Each change event has a standard envelope:




{


"op": "c",


"before": null,


"after": {


"id": 1001,


"user_id": 42,


"total": "299.99",


"status": "pending"


},


"source": {


"db": "proddb",


"table": "orders",


"lsn": 123456789,


"ts_ms": 1717000000000


}


}





Operation codes: `c` (create), `u` (update), `d` (delete), `r` (snapshot).

Schema Evolution

Debezium publishes schema information to a separate Kafka topic. When your database schema evolves (column added, type changed), the schema registry tracks versions. Consumers can adapt dynamically.

Stream Processing Integration

CDC naturally feeds into stream processors like Apache Flink, Kafka Streams, or ksqlDB:




// Kafka Streams CDC consumer example


KStream orders = builder.stream(


"my-app.public.orders",


Consumed.with(Serdes.String(), orderSerde)


);




orders


.filter((key, order) -> order.status.equals("paid"))


.mapValues(order -> {


order.status = "processing";


return order;


})


.to("my-app.public.orders-processing",


Produced.with(Serdes.String(), orderSerde));





Materialized Cache

CDC can keep a Redis cache or Elasticsearch index in sync with the database:




PostgreSQL → Debezium → Kafka → Kafka Connect (Elasticsearch Sink) → Elasticsearch





This architecture eliminates application-level cache-warming code. The cache is always consistent (within the replication lag, typically milliseconds).

Logical Replication Slots

Replication slots are the backbone of PostgreSQL CDC. They retain WAL segments until the consumer acknowledges receipt. Monitoring slot state is critical:




SELECT slot_name, database, active, restart_lsn,


pg_size_pretty(pg_wal_lsn_diff(pg_current_wal_lsn(), restart_lsn)) AS wal_retained


FROM pg_replication_slots;





A stalled consumer causes WAL accumulation, potentially filling disk. Set up alerts on slot lag.

CDC vs Triggers

| Aspect | CDC (Logical Replication) | Triggers | |--------|--------------------------|----------| | Overhead | Minimal (WAL reading) | Per-row function execution | | Coupling | Asynchronous | Same transaction | | External consumers | Native via Kafka/Flink | Requires custom solution | | Schema changes | Managed via slot versioning | Manual trigger updates | | Backfill | Snapshot phase included | Requires separate mechanism |

Anti-Patterns


* **Writing CDC events back to the same database**: Creates infinite loops or logical confusion.

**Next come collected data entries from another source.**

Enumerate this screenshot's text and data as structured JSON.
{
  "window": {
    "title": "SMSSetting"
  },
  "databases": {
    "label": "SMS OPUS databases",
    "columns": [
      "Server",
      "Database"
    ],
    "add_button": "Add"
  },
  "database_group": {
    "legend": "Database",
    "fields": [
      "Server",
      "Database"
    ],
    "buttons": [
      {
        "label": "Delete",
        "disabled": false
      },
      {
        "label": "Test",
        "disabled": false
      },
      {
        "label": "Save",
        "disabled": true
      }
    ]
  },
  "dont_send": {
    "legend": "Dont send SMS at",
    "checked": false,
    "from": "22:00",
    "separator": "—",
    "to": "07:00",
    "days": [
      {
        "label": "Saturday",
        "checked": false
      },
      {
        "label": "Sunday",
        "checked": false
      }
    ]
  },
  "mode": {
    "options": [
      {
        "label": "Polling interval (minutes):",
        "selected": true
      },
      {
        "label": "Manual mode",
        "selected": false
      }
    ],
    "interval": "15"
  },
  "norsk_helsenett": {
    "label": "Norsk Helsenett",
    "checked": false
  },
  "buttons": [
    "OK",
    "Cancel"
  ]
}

2\. **Using CDC as a general-purpose event bus**: CDC captures row changes, not domain events. Use an explicit event store for domain events. 3\. **Ignoring initial snapshots**: Debezium takes a consistent snapshot before streaming changes. Large tables may require tuning of snapshot chunk sizes and lock timeouts.

CDC is the most robust approach for keeping secondary systems synchronized with a primary database. Combined with Kafka, it enables event-driven architectures where the database is the source of truth and every change is an event.